Commercial development to follow housing along 7th Standard | News

The old saying in commercial real estate is coming true: Retail really is following rooftops in the northernmost reaches of northwest Bakersfield.

Plans are coming together for a new shopping center expected to open in phases starting in early 2024 at the southwest corner of 7th Standard Road and Calloway Drive.

Few details have been released as the 20-acre shopping center is being marketed to restaurants, grocers, service-suppliers and other potential tenants of property owned locally by the Etcheverry family, which is also developing housing to the east and west of the proposed retail center.

As it stands, the shopping center property is among few lots in that area not currently home to either nut orchards or new homes, notably including Lennar’s Gossamer Grove on the north side of 7th Standard in the city of Shafter.

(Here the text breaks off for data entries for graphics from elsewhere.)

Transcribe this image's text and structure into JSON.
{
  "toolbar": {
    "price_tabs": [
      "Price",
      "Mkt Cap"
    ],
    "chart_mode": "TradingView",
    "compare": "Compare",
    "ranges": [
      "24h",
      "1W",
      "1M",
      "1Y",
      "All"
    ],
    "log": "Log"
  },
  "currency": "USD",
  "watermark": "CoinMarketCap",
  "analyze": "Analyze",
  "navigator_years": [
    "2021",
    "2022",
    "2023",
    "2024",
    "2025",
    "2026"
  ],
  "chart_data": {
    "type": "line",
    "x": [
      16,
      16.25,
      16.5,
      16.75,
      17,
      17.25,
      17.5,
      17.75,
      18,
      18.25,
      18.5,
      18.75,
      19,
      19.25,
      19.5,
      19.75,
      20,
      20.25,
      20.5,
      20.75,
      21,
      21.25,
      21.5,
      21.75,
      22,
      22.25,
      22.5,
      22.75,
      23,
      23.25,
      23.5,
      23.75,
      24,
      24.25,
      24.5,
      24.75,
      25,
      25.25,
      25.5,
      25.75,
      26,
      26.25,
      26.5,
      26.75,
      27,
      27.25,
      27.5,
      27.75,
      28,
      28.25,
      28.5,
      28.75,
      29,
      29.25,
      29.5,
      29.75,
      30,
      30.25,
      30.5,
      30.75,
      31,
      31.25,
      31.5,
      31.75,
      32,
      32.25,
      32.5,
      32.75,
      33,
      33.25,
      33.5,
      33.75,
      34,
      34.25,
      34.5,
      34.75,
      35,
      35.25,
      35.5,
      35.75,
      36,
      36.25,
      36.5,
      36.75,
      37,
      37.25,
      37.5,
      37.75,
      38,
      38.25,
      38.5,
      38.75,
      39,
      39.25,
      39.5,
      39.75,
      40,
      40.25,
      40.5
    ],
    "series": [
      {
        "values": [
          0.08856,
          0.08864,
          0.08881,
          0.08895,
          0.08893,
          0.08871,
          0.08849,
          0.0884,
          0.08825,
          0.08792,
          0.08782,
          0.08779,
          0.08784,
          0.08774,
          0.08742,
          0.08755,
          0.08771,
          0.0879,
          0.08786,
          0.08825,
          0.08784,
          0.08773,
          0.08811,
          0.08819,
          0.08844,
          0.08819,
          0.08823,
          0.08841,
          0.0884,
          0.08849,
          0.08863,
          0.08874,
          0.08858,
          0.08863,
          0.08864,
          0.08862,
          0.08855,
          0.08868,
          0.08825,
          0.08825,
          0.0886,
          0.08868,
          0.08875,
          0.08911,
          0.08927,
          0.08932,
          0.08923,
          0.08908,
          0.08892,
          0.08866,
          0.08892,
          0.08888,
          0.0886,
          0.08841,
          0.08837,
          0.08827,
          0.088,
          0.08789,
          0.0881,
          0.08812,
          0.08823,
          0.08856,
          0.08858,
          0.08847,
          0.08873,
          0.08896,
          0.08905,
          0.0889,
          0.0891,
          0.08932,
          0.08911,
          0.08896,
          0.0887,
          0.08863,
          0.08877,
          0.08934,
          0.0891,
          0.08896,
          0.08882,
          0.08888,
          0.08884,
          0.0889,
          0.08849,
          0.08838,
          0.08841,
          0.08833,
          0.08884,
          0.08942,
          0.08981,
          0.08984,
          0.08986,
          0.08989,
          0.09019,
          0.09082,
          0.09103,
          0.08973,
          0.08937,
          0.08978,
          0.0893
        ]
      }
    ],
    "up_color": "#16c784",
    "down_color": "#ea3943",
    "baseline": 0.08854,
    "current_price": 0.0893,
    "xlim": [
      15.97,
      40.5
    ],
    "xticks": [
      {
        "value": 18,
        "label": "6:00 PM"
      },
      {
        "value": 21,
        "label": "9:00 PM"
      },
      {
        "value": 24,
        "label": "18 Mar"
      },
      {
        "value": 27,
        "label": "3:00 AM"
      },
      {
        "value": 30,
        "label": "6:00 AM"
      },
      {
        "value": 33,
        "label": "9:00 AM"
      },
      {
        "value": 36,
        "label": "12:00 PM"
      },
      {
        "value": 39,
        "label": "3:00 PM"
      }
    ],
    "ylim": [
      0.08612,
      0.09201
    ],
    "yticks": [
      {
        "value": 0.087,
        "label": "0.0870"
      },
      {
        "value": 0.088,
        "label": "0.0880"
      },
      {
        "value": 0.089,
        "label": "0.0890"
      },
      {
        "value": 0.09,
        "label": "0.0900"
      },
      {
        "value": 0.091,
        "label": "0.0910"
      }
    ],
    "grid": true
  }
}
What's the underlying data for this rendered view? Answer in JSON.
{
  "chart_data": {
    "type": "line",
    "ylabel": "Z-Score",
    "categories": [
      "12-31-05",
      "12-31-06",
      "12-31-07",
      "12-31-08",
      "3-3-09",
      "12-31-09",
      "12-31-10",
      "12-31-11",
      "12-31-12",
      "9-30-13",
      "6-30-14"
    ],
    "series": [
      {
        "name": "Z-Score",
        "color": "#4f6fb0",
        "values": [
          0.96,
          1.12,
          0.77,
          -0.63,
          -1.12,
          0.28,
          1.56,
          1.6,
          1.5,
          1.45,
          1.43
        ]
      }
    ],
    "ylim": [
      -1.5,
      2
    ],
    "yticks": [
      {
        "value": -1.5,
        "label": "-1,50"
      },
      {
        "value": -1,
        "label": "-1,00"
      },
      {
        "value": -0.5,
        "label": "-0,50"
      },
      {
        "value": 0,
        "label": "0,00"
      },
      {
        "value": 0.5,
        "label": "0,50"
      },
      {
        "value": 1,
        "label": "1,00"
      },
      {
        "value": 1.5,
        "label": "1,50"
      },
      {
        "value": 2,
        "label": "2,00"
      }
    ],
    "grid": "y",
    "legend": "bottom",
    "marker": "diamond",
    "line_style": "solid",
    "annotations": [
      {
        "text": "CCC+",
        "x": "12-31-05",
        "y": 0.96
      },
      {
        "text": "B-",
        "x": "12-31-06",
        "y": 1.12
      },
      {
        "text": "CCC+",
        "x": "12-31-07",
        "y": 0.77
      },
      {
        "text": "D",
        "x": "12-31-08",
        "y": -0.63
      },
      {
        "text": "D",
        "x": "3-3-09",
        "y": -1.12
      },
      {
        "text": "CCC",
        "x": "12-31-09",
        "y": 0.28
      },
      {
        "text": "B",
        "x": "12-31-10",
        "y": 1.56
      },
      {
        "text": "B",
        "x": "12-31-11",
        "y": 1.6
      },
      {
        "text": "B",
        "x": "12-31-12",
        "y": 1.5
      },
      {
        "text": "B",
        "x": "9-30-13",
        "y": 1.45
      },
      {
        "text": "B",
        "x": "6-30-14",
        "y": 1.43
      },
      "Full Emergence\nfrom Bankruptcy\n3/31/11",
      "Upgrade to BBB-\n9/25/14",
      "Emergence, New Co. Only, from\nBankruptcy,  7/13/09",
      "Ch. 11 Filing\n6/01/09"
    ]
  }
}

The abundance of new housing in place or under development, combined with a general lack of neighborhood-serving retail within a couple of miles, makes the vacant land along Calloway a prime candidate for new stores.

“It’s kind of the natural rhythm,” Ward 4 Bakersfield City Councilman Bob Smith said Monday. “You have to get the rooftops before the commercial follows.”

Local retail broker Scott Underhill, a partner at ASU Commercial, the project’s joint-venture developer together with Pasadena-based Halferty Development Co., said the growing number of residents in that part of town still don’t have the most convenient access to stores serving their daily needs, such as a grocery store or banking.

“Now is the perfect time for this project to be coming out of the ground,” Underhill said Monday.

He said the retail site, like the home development still expanding on the other side of 7th Standard, offers strong benefits that make the project attractive. He was referring primarily to the ease of access to Interstate 5 and Highway 99.

“It is the ultimate of accessibility to different parts of the valley and to the coast,” Underhill said. “So, it’s no question why Lennar is having so much success at Gossamer Grove.”

A separate retail development is proposed on about 3.5 acres of similarly vacant land about a mile south of 7th Standard at Calloway and Snow Road. That project will feature an Arco filling station, an ampm convenience store, a Big Splash Car Wash, a 2,500-foot restaurant space and a 525-square-foot pad also being set aside for use as a restaurant, though no tenant has yet been identified. Work has begun on apartments immediately north of that site.

The northern project, at 160,000 square feet, is proposed to have a wider variety and larger number of tenants. Underhill said there will be eight pads, such as drive-thru restaurants, plus three major tenants and some smaller shop space.

While a grocery store makes sense there, he said, it may be too early to guess which specific restaurants might also go in at the site. But he said they likely will not be limited to drive-thrus.

Smith said it may be too early to judge what kind of restaurant the area is most suitable for.

“It’s up for grabs, in my opinion,” he said, adding that he does not see the new commercial developments as leading to a rush of new retail in the near term, mainly because of the limited density of the new home development in the area.